Lenders seem less willing to offer mortgages to residents who don’t have a steady salary, Neuswanger said.

Michelle Hayes of Hayes Mortgage Group, said there still are plenty of loan programs for those who use stated incomes to qualify for a mortgage. They’ll just need to come in with some cash to put down on a house.

It’s also getting harder to approve loans for more than $417,000 ” called jumbo loans, Neuswanger said. But for those looking to borrow less than that, buying a home could soon get a little easier. Interest rates for those home loans are beginning to drop, Hayes said. If the homebuyer has 20 percent to put down on a home, they could purchase a home worth $521,000 or less, she said.

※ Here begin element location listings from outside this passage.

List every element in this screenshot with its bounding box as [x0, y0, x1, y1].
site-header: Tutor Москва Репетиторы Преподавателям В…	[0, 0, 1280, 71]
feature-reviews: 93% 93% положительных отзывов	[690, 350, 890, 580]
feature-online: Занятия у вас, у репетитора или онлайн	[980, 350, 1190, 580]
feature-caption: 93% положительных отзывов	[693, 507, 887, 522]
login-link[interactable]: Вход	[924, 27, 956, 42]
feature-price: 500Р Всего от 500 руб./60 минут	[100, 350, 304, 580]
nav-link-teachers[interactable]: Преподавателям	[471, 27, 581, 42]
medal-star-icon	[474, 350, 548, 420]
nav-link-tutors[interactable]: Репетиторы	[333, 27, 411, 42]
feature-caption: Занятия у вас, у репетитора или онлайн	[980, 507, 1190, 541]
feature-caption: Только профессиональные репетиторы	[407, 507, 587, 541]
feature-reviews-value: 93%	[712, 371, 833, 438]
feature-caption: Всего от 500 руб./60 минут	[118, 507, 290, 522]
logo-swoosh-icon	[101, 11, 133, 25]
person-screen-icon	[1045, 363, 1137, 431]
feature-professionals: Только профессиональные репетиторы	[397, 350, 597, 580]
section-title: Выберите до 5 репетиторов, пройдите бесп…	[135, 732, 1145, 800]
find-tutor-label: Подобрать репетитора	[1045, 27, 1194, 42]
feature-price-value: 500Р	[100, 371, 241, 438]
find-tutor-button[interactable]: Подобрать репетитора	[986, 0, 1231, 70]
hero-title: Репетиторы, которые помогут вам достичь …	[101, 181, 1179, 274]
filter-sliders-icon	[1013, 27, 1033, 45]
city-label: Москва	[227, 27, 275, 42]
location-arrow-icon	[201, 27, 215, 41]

“I’d advise consumers to look beyond the sound bite and the glaring headlines of gloom and doom,” Neuswanger said. “Really, the mortgage industry is functioning and we are closing loans everyday. We are making it work for most people.”

If the national housing and mortgage crisis is relatively short-lived, the Vail Valley should remain relatively unaffected, said Jimmy Brenner, owner of Blue Sky Mortgage and 35-year resident of Eagle County.

Close to 60 percent of all real estate sales purchased in the valley are bought with cash, Brenner said.

“That’s the No. 1 factor that adds a lot of stability here,” he said. “So many own their homes free and clear.”

The other 40 percent use loans to purchase their second homes. If real estate across the country continues to weaken, and if these second-home owners find they can’t afford both homes, they may get rid of the home they have in Vail, Brenner said.

Vail real estate, though, should stay relatively stable, he said.

“The values over the long term have continued to move up,” he said. “It’s a resort area … there’s limited real estate in unique places.”

Without a doubt, though, local workers who want to buy homes will be the most affected by what’s going on nationally, Brenner said.

“The (lending) guidelines are tightening as we speak,” he said.

Despite all that, Eagle County School District teacher Tommy Dodge said he was approved for a mortgage that was far larger than what he wants to borrow. On his salary, all he can afford is a deed-restricted condo at Miller Ranch.

But he’s not worried that tightening lending guidelines will hurt him, he said. He’s scrimped and pinched to save up money for a down payment and has “great credit,” he said.

“I’m not going to say it’s not affecting me,” he said. “The mortgage rates, they can affect you in a certain way. But I’ve been renting for 14 years and I want to buy. I’m sick of paying someone else’s mortgage.